I am trying to map a cef file to a data frame and ultimately to an output file. I'm getting RuntimeError: dictionary changed size during iteration
.
I've tried these solutions: 1, 2, 3, 4, etc. I'm not even sure where this dictionary is (in the lambda?) that the error is referring to. I do not believe this is a duplicate of the others as I am not explicitly using a dictionary anywhere in the code, so calling .keys()
or .items()
is not an option
I created a simple text file with the cef access and security events example:
I then ran the code below:
import pyspark
from pyspark.sql import SparkSession
from pyspark.streaming import StreamingContext
sc = SparkContext('local[2]','NetworkLog')
spark = SparkSession(sc)
target_data = sc.textFile('log.txt')
import re
def parse(str_input):
...
return values
parsed = target_data.map(lambda line:parse(line))
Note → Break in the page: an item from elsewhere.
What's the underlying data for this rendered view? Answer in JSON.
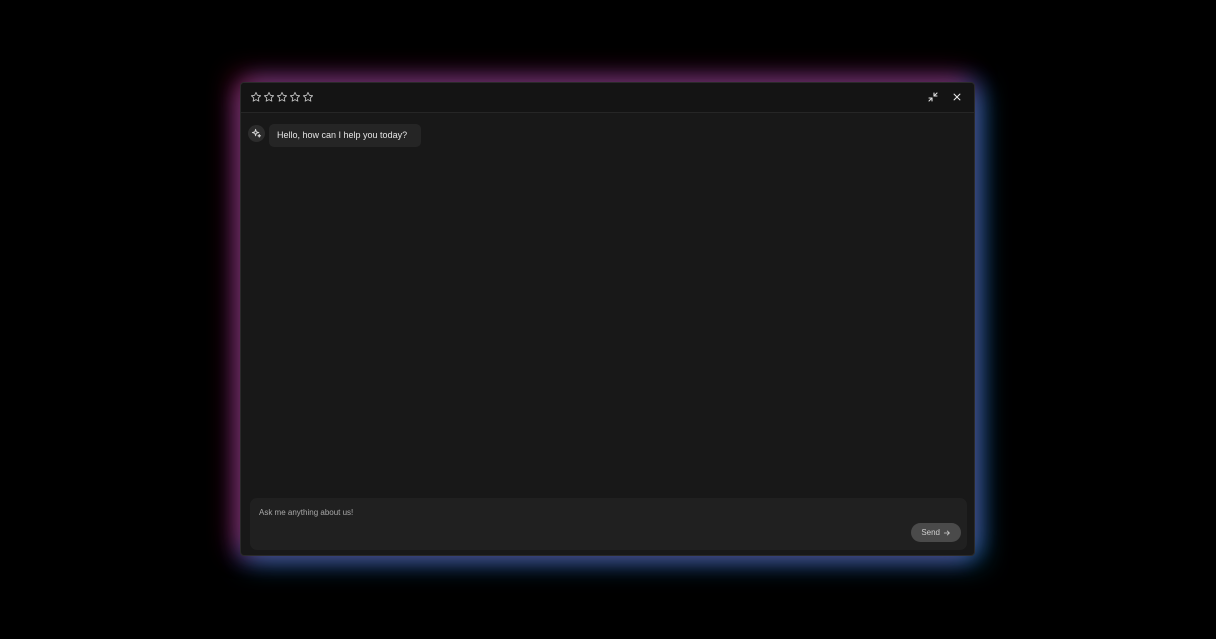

df = parsed.map(lambda x: (x['rt'],x['dst'],x['dhost'],x['act'],x['suser'],x['requestClientApplication'],x['threat name'],x['DeviceSeverity'],x['riskscore'])).toDF(['source_time','ip','host_name','act','suser','requestClientApplication','threatname','DeviceSeverity','riskscore'])
*parser found here
This may be a separate question, but sometimes the code breaks when values in parsed
are missing/null/0.0.0, so I'd also need a way to write null or 0.0.0 to the dataframe.